范晓晴也不敢耽搁,随意整理了一番便朝着王府待客的外堂走去。
“见过京兆尹岑大人!”范晓晴走向外堂,只见岑年并不耐烦的饮着茶水。
“拜见侧王妃。”岑年问声望去,只见一个身材姣好,美艳动人的女子出现在身旁,赶忙站起身来行了个礼。
“不知道岑大人今日要来拜访,燕王有事外出不在府中,实在是失礼了。”
“侧王妃言重了,是在下失礼了直接面见侧王妃,只是须得有一事向侧王妃请教。”
闻言,范晓晴眯了眯眼,但脸上依旧笑意满满:“岑大人请坐!管家看茶。”
二人隔着数米坐下,范晓晴微笑着开了口:“妾身只是一个妇道人家,请教定是言重了,不知大人想问些什么?”
看着范晓晴笑眯眯十分动人的样子,岑年也实在是不好开口,尴尬的笑了两声。
“是这样的,今早打更人来报官,说在南市口发现张郎中离奇横死,其状之惨是前所未有的。”
听到这里,范晓晴十分做作的拿起手绢挡住了鼻子。岑年尴尬的顿了顿。
“下官询问了张郎中的内眷,说是曾受王府之托前来看诊,不知侧王妃可知晓此事?”
“竟然会发生这样骇人听闻之事!”范晓晴故作惊讶,泪水涟涟的看着岑年说道:“请张郎中入府我是知道的,我的丫鬟红儿,家里人得了重病,我见红儿每日忧虑也属是不忍心,这才将红儿家眷接入府中,请张郎中来看病。”
“管家,去将红儿叫来。”范晓晴对着管家吩咐了一句,继续对着岑年说道:“这红儿的家眷仍在府中,等待着张郎中的到来,这一下肯定是要耽搁病情了!”

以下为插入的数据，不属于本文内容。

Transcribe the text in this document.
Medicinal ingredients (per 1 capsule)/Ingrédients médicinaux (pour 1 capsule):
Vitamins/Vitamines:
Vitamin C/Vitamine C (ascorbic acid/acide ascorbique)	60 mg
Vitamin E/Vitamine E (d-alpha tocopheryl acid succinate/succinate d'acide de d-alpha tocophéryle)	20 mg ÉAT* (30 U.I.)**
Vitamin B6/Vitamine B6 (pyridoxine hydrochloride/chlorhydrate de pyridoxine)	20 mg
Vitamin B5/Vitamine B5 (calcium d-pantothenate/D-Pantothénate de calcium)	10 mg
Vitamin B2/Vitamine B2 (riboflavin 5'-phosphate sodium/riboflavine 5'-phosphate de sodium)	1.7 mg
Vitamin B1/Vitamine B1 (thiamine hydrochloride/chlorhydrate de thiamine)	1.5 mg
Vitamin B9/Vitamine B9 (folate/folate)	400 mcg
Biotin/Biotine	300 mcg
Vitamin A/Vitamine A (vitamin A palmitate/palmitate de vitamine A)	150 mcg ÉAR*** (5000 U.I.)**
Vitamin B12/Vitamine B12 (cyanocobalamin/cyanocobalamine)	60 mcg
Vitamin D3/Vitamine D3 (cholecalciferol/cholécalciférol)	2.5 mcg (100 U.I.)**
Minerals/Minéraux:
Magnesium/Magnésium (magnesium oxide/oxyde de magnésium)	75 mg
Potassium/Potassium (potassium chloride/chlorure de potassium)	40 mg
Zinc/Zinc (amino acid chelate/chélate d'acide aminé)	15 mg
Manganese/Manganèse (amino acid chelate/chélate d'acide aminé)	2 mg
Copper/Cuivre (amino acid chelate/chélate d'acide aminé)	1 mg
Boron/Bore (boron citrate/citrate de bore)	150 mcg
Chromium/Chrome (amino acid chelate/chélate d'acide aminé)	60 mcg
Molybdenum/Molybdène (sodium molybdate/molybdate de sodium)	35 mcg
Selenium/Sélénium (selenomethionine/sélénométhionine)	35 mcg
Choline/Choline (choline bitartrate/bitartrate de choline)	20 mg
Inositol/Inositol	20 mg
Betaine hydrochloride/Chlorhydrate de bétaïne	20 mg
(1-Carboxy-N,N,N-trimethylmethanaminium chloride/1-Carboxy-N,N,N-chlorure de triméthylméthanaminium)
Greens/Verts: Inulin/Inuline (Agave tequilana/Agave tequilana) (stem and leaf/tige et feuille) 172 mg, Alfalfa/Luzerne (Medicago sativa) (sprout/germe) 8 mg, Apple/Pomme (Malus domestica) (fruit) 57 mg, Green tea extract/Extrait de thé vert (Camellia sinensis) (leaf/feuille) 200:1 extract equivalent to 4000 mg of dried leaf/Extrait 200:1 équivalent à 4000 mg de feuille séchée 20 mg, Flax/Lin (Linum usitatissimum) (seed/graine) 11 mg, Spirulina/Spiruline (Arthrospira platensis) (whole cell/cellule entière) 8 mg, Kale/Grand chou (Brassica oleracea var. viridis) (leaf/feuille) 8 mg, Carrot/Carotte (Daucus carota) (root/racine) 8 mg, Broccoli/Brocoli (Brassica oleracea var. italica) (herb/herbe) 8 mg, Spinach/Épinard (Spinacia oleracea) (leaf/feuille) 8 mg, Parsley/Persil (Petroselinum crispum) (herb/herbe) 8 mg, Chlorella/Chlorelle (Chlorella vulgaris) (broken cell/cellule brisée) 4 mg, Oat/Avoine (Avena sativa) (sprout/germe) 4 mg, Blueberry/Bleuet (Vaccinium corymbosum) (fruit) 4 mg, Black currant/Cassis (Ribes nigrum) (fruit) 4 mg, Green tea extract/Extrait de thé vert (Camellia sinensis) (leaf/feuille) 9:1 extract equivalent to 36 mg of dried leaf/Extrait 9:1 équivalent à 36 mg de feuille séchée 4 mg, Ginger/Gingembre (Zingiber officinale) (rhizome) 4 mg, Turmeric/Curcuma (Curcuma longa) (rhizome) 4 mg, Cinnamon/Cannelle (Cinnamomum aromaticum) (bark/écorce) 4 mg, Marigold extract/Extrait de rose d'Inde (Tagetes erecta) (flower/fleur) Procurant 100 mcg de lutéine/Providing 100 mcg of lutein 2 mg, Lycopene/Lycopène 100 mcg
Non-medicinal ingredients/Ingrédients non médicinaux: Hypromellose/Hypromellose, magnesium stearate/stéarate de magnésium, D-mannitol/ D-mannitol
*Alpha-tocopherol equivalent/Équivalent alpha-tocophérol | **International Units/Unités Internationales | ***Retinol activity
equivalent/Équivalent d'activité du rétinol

看着范晓晴唉声叹气楚楚可怜的模样,岑年擦了擦额头上的汗,心想这果然是妇道人家,郎中都死了还想着看病的事情。
不过一会儿,管家便领着红儿来到了外堂前厅。
“奴婢红儿见过岑大人,见过侧王妃。”
“红儿快起来吧,想必你也听说了吧,可怜的孩子,你放心,本妃会再给你的家眷找一个好郎中的!”范晓晴亲自上前将红儿服了起来,话语里满是心疼。
岑年见状也不好再说什么,心想这件事或许真的与王府没有关系,这些人根本没有伤害张郎中的动机。
“这红儿也见了,那下官便不多逗留了。侧王妃,下官告退。”
“本妃也不便相送了,岑大人告辞。”
“留步。”京兆尹岑年行了个礼,转身随着管家出门而去。
废弃矿洞之下。
由着小二领头,云诺陌轩一行人举着火把,艰难的进入到最左边第一个山洞的通道之中,越往前走,云诺的心里越是忐忑,紧紧地握了握陌轩的手。
感觉到云诺的害怕和紧张,陌轩轻声安慰道:“诺儿别怕,等一下不管发生什么事,躲在我的身后,我会保护你的!”
一想到方才云诺手臂脱臼,陌轩的心里便深深的自责着,看着云诺的眼神充满了歉意。
越往里走,通道中的血腥味就愈发的浓重,众人脚下不断出现更多的白骨。
“看来这里死了不少人,恐怕是从前的矿工丧生在这里。”云诺十分不安的开口说道。
走到通道的最里面,小二突然看到了什么,赶忙开口说道:“这里似乎是一个弯道,大家紧紧抓住绳索。”